Tests that always pass don’t help you improve; they’re just giving you a false sense of security.
Most importantly, when your models have perfect scores, you lose the ability to differentiate between them. You won’t be able to identify why one model is better than another, or strategize how to make further improvements.
The goal of evaluations isn’t to pat yourself on the back for a perfect score.
It’s to uncover areas for improvement and ensure your AI is truly solving the problems it’s meant to address. By focusing on real-world performance and continuous improvement, you’ll be much better positioned to create AI that delivers genuine value.
When You’re Not Hands-On With AI, It’s Hard to Separate Hype From Reality
Make sure to keep this in mind:
Be skeptical of advice or metrics that sound too good to be true.
Focus on real-world performance and continuous improvement.
Seek advice from experienced AI practitioners who can communicate effectively with executives.
Now, let’s take a look at what, in my opinion, the biggest mistake engineering leaders make when investing in AI.
Mistake #2: Focusing on Tools over Processes
One of the first questions I ask engineering leaders is how they plan to improve AI reliability, performance, or user satisfaction.
If the answer is “We just bought XYZ tool for that, so we’re good,” I know they’re headed for trouble.
Focusing on tools over processes is a red flag, and the biggest mistake I see engineering leaders make when it comes to AI.
Improvement Requires Process
Assuming that buying a tool will solve your AI problems is like joining a gym but not actually going.
You’re not going to see improvement by just throwing money at the problem. Tools are only the first step. The real work comes after.
For example, the metrics that come built-in to many tools rarely correlate with what you actually care about. Instead, you need to design metrics that are specific to your business, along with tests to evaluate your AI’s performance.
The data you get from these tests should also be reviewed regularly to make sure you’re on track. No matter what area of AI you’re working on, model evaluation, RAG, or prompting strategies, the process is what matters most.
Of course, there’s more to making improvements than just relying on tools and metrics. You also need to develop and follow processes.
Rechat’s Success Story
Rechat is a great example of how focusing on processes can lead to real improvements.
The company decided to build an AI agent for Real Estate agents to help with a large variety of tasks related to the different aspects of the job. However, they were struggling with consistency.
When the agent worked, it was great, but when it didn’t, it was a disaster.
The team would make a change to address a failure mode in one place, but end up causing issues in other areas.
They were stuck in a cycle of whack-a-mole.

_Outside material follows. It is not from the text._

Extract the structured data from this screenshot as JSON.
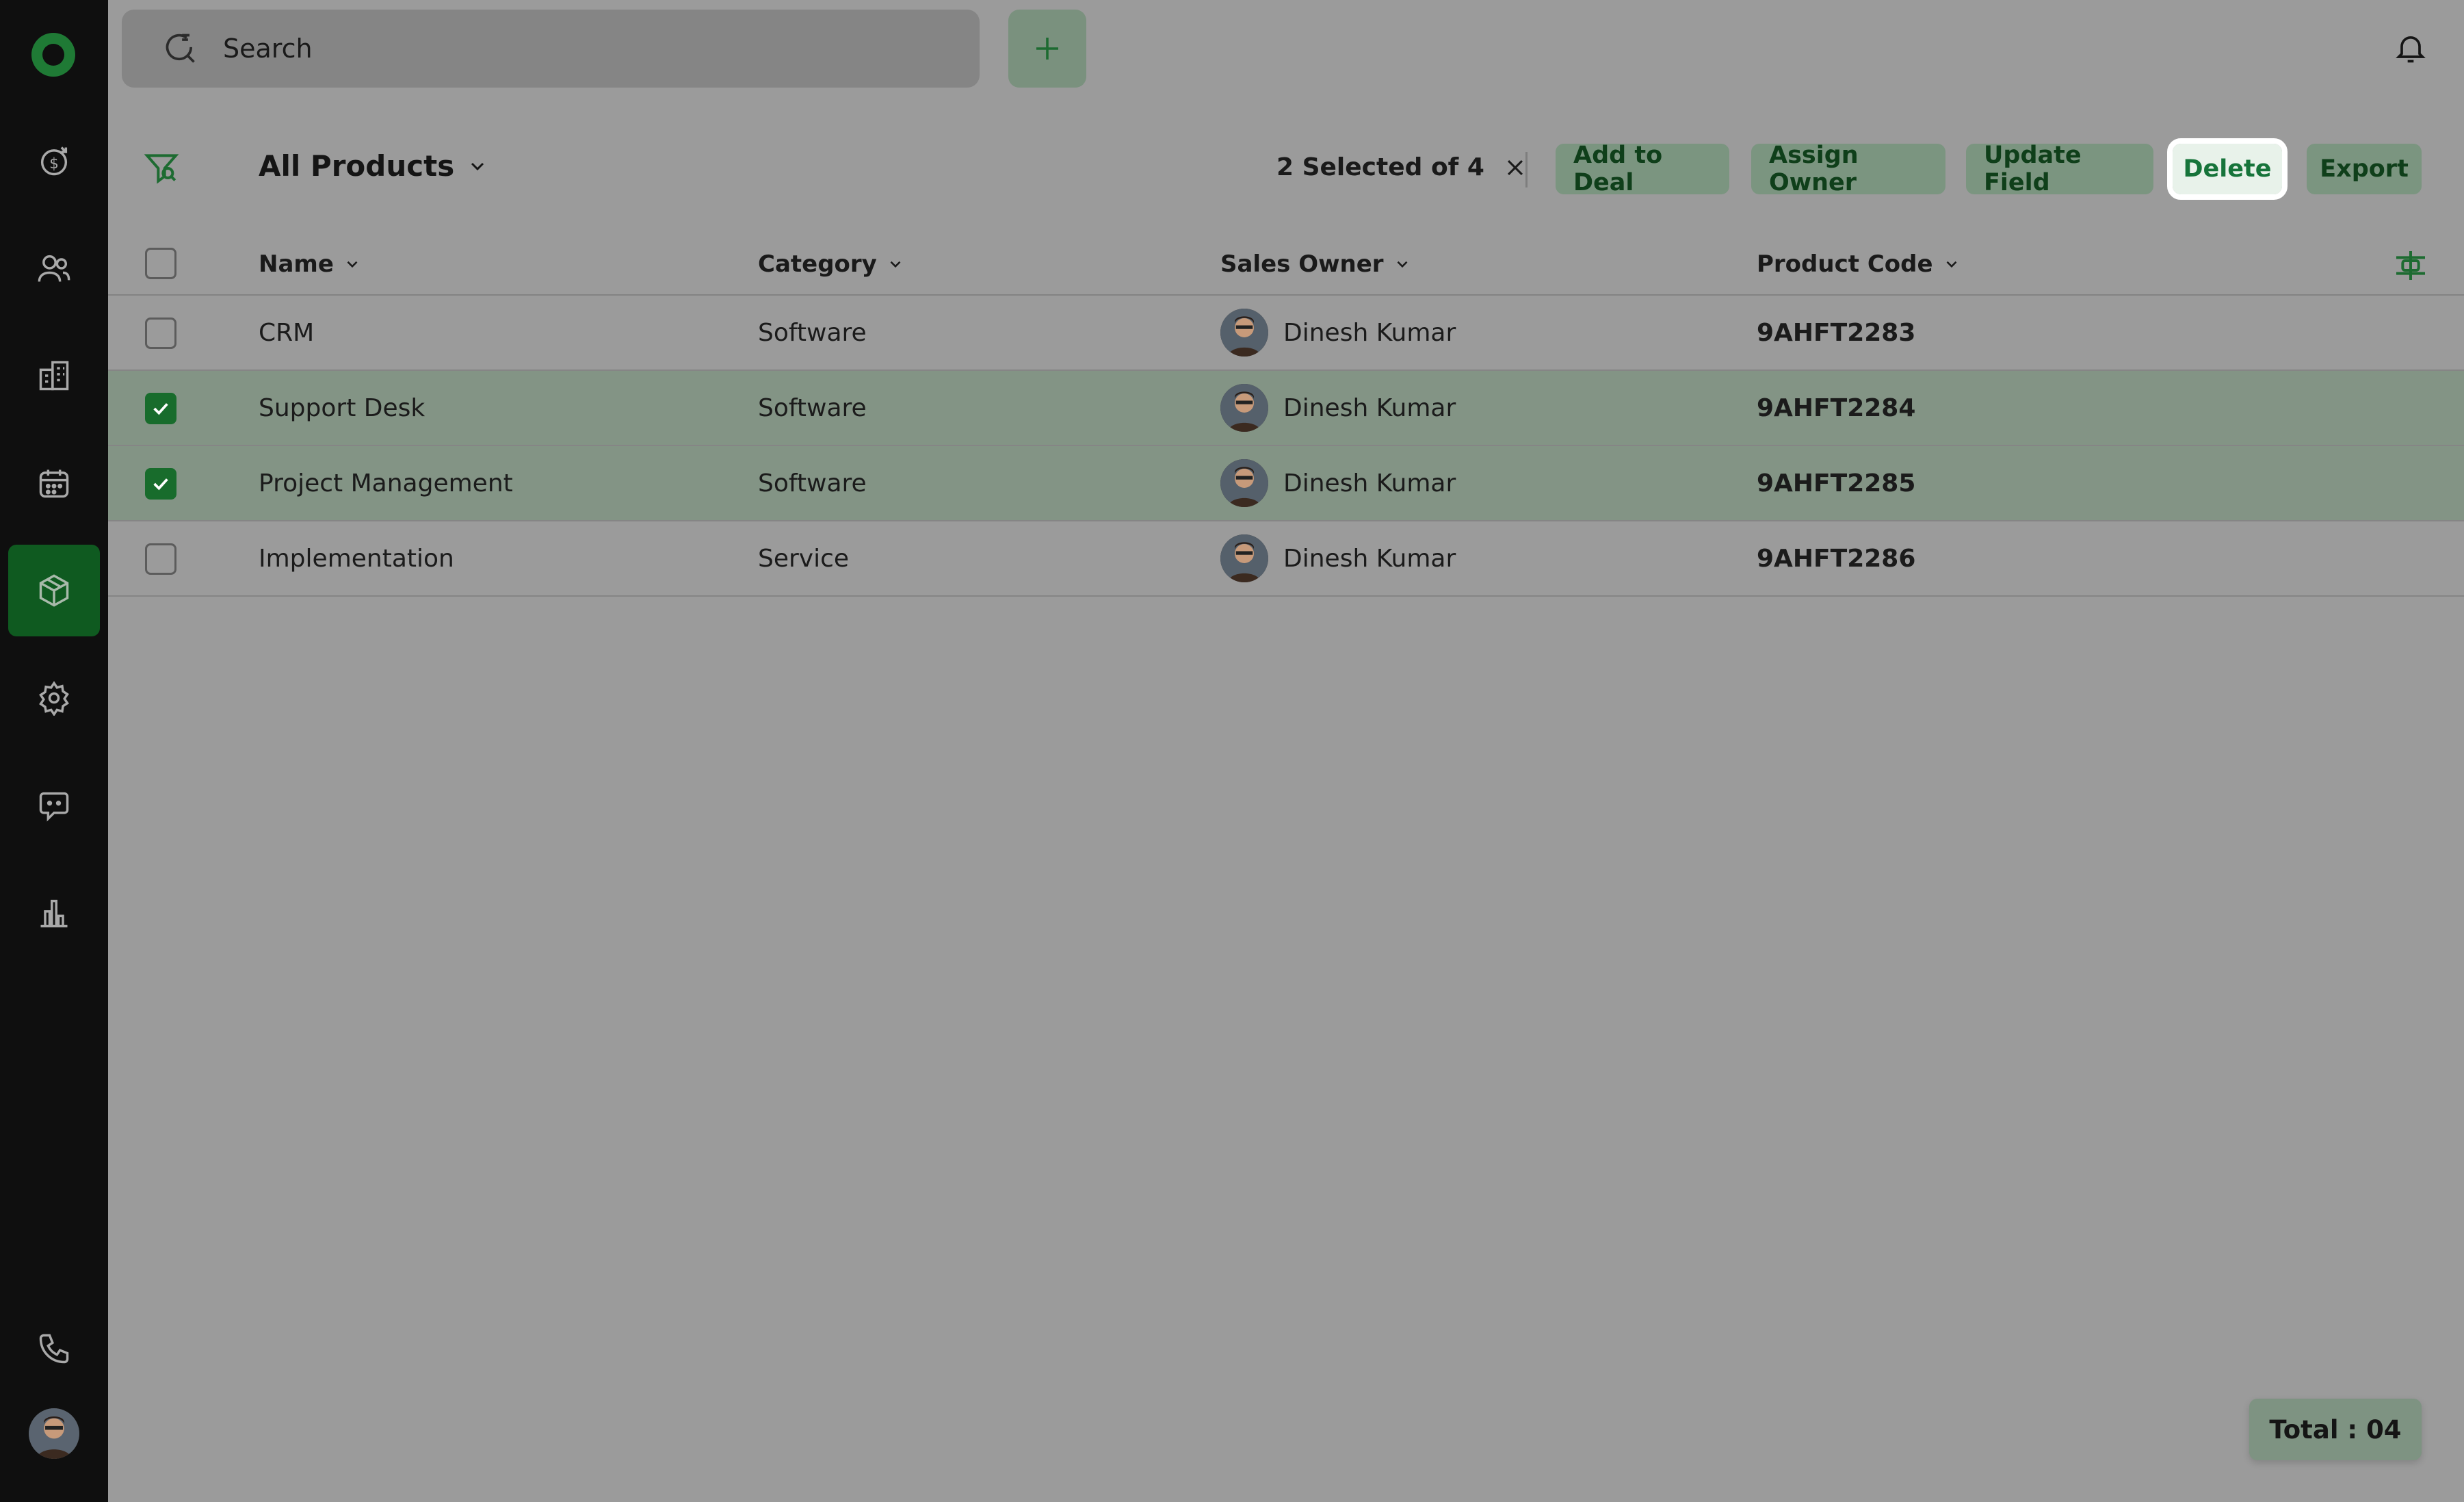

They didn’t have visibility into their AI’s performance beyond “vibe checks” and their prompts were becoming increasingly unwieldy.
You can find the full case study here:
By focusing on the processes, Rechat was able to reduce its error rate by over 50% without investing in new tools!
This Is What You Should Be Asking Your Team
Instead of asking which tools you should invest in, you should be asking your team:
What are our failure rates for different features or use cases?
What categories of errors are we seeing?
Does the AI have the proper context to help users? How is this being measured?
What is the impact of recent changes to the AI?
The answers to each of these questions should involve appropriate metrics, and a systematic process for measuring, reviewing, and improving them.
If your team struggles to answer these questions with data and metrics, you are in danger of going off the rails!